Peter Vaines of Squire Patton Boggs considers the changes announced in the Summer 2015 Budget for trusts and for non-domiciled persons.
Inheritance Tax : Trusts
There has been a great deal of discussion regarding the calculation of the 10 year charge on trusts and in particular where the settlor has established more than one trust. It will no longer be necessary to include non relevant property in the calculation of the effective rate for the 10 year charge and the exit charges. Where property is added to 2 or more relevant property settlements on the same day, they will be aggregated with other trusts which are not already related settlements in calculating the effective rate.
IHTA 1984 s 144 is to be amended so that a distribution or appointment within 3 months of the date of death in favour of the deceased's spouse will be effective.
Non Doms
Serious changes are proposed to the taxation of individuals who are not domiciled in the UK. HMRC say that they will publish a detailed consultation document after the Summer recess - however, it is clear how it is going to work. From April 2017 individuals who have been resident in the UK for more than 15 out of the last 20 years will be treated as deemed domiciled for all tax purposes. This will apply irrespective of the date of arrival in the UK; there will be no special grandfathering rules for those already in the UK.
Those non doms who establish an offshore trust before they become deemed domiciled here under the 15 year rule will not be taxed on trust income and gains in the trust and the existing excluded property rules for inheritance tax will continue.However, they will be charged to income tax (or capital gains tax) on any benefit received from the trust on a worldwide basis.
Children of a non dom will not be affected by any of these changes. They will not become deemed domiciled here just because their parent is deemed domiciled. Their domicile will be determined separately by reference to their own circumstances.
There is a significant change for individuals who had a UK domicile of origin but have acquired a domicile of choice in another country. HMRC do not intend to interfere with this analysis (just as well perhaps as it is a matter of international law and would be rather difficult). However, they do propose that for tax purposes, a person with a UK domicile of origin who resumes UK residence will not be treated as a non dom for UK tax purposes irrespective of their domicile status under the general law. This new rules is intended to apply to all non doms from April 2017, including those who return to the UK before that date.
From April 2017 the new £90,000 non dom charge payable by those who have been resident in the UK for 17 out of 20 years will be redundant because they will be taxable on an arising basis after they have been here for 15 years. The existing £30,000 and £60,000 charges are to remain unchanged.

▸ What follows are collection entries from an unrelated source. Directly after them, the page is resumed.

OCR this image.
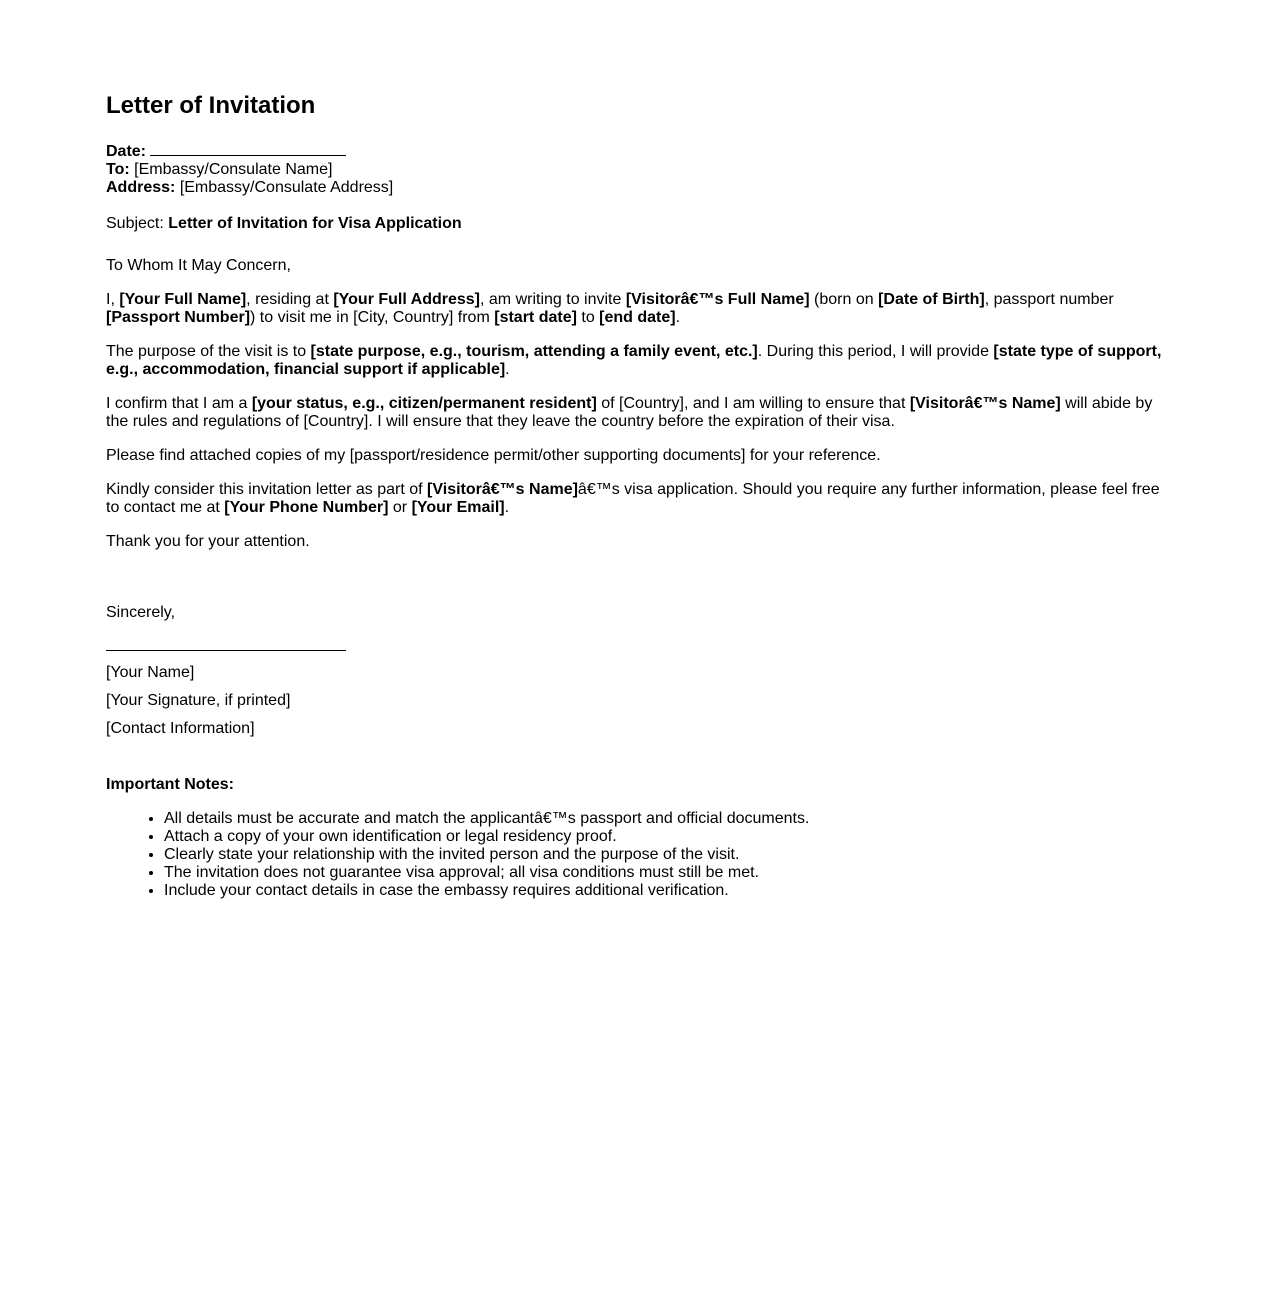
Letter of Invitation
Date:
To: [Embassy/Consulate Name]
Address: [Embassy/Consulate Address]

Subject: Letter of Invitation for Visa Application

To Whom It May Concern,

I, [Your Full Name], residing at [Your Full Address], am writing to invite [Visitorâ€™s Full Name] (born on [Date of Birth], passport number [Passport Number]) to visit me in [City, Country] from [start date] to [end date].

The purpose of the visit is to [state purpose, e.g., tourism, attending a family event, etc.]. During this period, I will provide [state type of support, e.g., accommodation, financial support if applicable].

I confirm that I am a [your status, e.g., citizen/permanent resident] of [Country], and I am willing to ensure that [Visitorâ€™s Name] will abide by the rules and regulations of [Country]. I will ensure that they leave the country before the expiration of their visa.

Please find attached copies of my [passport/residence permit/other supporting documents] for your reference.

Kindly consider this invitation letter as part of [Visitorâ€™s Name]â€™s visa application. Should you require any further information, please feel free to contact me at [Your Phone Number] or [Your Email].

Thank you for your attention.

Sincerely,

[Your Name]

[Your Signature, if printed]

[Contact Information]

Important Notes:

• All details must be accurate and match the applicantâ€™s passport and official documents.
• Attach a copy of your own identification or legal residency proof.
• Clearly state your relationship with the invited person and the purpose of the visit.
• The invitation does not guarantee visa approval; all visa conditions must still be met.
• Include your contact details in case the embassy requires additional verification.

There will be many people who are going to swim into difficulties as a result of these changes but at least they have nearly 2 years to rearrange their affairs.
More Non Doms
A second announcement relates to UK residential property owned indirectly by a non dom individual. Again, a consultation document will be issued after the Summer recess. At the present time, if a UK property is held by a foreign company, owned by the non dom, the shares in the company are excluded property and outside the scope of UK inheritance tax despite the fact that the value is all contained in the UK property.
The advantages of holding a UK residence in a foreign company have been seriously curtailed in recent years by the 15% charge to SDLT and the (ever increasing) Annual Tax on Enveloped Properties. However, the inheritance tax advantage still exists.
From April 2017, it is intended that all residential property held directly or indirectly by foreign domiciled persons will be within the scope of inheritance tax for example if it is held by an offshore company or partnership. (Holding a property through a trust has not generally been a popular course of action because of the difficulties faced by the reservation of benefits rule and the 10 year charge.)
These new rules apply only to UK residential property - whether it is occupied, let and of whatever value.
It seems that the way this will work is that shares in offshore entities will not be excluded property to the extent that they derive their value directly or indirectly from UK residential property. This looks problematic because companies may have a lot of other assets as well which are not within the charge. HMRC are still thinking about that.
HMRC confirm that the same reliefs will apply as if the property were held directly by the owner of the company. This means that the spouse exemption would apply if the shares are left to a spouse - but it would not apply if the shares are held by trustees unless there is a qualifying Interest in possession.